From the beginning, Mitchell saw Raffi’s as a euthanasia case. “I don’t view this case as a criminal matter,” he said in October. “I view this case as one of those where people have had a loved one who was dying. We had two or three cases where we got a court order to remove life support. I view this case very similar.”
Mitchell’s impassioned interviews sat well with the media;
there was no doubt about the sincerity and compassion he had for his client. In the court of public opinion, at least, he was able to get a few people to think differently about Raffi, to force them to imagine themselves in his shoes. But there was only one problem.
He could woo a jury until their hearts bled with compassion for Raffi’s ordeal in the canyon, but at the end of day the judge was obligated to instruct them to disregard his entire argument. “Mercy” was not an admissible defense; if they believed it was a mercy killing, then the letter of the law commanded them to convict for murder.

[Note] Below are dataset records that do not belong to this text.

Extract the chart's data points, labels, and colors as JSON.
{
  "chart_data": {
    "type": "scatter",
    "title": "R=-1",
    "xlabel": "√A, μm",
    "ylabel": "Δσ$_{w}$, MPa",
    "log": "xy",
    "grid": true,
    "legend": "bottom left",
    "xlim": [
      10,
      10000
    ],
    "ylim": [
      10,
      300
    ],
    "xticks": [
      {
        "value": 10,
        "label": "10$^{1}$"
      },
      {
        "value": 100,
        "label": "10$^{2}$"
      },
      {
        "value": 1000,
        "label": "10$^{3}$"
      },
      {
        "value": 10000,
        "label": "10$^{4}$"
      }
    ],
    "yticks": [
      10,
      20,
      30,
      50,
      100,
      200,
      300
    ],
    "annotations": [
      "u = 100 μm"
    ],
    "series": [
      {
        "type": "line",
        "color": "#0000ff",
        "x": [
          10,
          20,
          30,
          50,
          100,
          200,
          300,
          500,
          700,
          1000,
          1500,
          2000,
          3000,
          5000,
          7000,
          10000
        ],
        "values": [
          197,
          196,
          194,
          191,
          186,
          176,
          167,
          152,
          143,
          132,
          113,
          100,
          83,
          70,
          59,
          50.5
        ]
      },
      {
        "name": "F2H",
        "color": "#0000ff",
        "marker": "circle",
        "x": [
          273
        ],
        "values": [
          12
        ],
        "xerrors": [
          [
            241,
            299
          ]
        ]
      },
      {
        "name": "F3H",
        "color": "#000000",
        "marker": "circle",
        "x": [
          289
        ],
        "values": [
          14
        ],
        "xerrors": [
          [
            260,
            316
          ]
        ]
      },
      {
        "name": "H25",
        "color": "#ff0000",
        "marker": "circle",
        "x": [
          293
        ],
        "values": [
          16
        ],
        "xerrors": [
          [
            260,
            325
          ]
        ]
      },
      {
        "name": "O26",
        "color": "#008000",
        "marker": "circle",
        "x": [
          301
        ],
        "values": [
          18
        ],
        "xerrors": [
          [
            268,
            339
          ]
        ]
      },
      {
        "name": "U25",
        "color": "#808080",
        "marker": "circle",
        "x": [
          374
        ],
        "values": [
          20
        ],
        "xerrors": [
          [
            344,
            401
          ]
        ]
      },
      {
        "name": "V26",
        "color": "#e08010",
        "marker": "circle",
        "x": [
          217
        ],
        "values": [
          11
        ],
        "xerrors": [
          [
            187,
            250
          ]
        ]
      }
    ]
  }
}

His best hope with a mercy argument was the legal equivalent of the long bomb: a jury nullification, in which the jury simply ignored the judge and the law and ruled according to their conscience, but by law he was forbidden to tell them that the option even existed. They’d have to reach that conclusion on their own, and the judge could always declare a mistrial. The next best outcome was a hung jury, but good defense attorneys don’t bet on juries hanging or nullifying, especially when their clients are from out of town; they bet on not-guilty verdicts with arguments based solidly on the evidence and the law.